Additionally, the horses skeletal frame just wouldn't be able to handle the added weight of such a massive wingspan. Basically, the horse would crush itself beneath the weight of its own wings. It seems that aviation for E. ferus is just not scientifically feasible.
Meanwhile, snakes lack vocal chords, so no, they cannot speak--they never have and never will. At least not with their voices. That's a different question than a communicating and highly intelligent snake, however.

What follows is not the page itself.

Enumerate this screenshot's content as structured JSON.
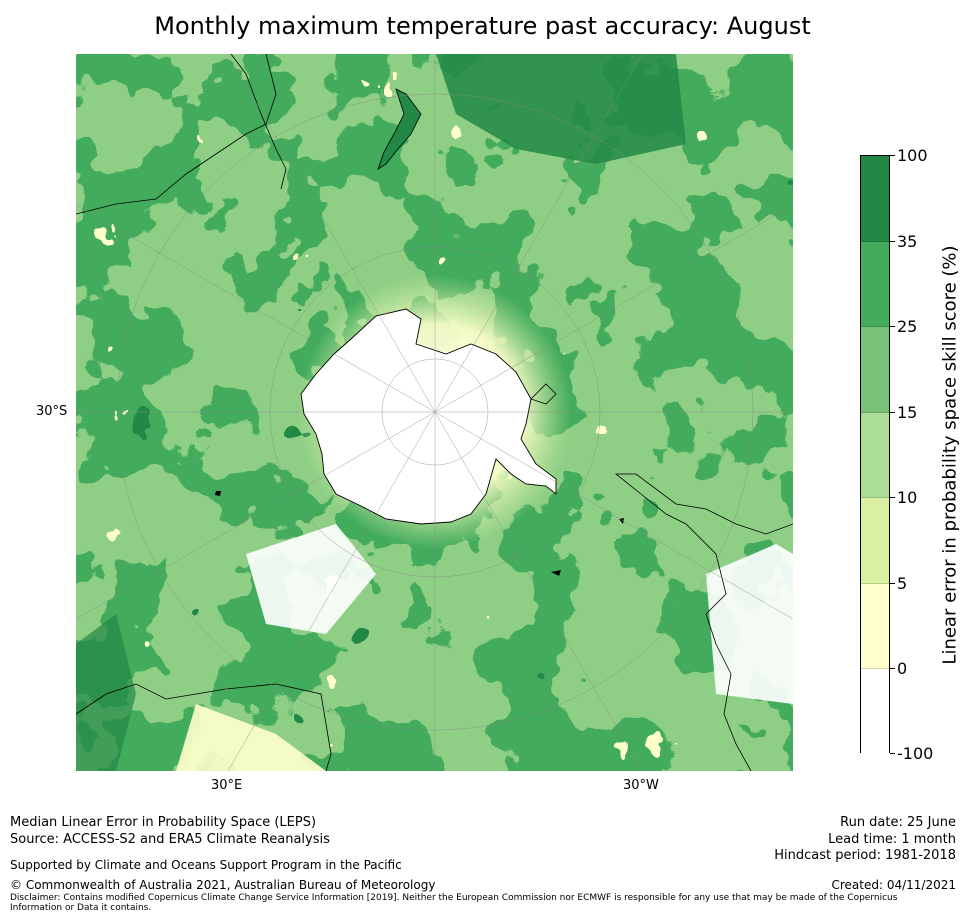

Snakes are highly sensitive to smell, vibration, and many species are known to be able to detect the infrared spectrum! Something humans cannot do naturally. The snake's sensory organs are so highly developed, that it is feasible that given an adequate evolutionary time scale for development, their tiny brains could possibly develop densely packed neuropathways, that lead to a highly intelligent snake, which would likely communicate with other intelligent snakes via something like pheromone based telepathy. At least, such a snake is theoretically possible.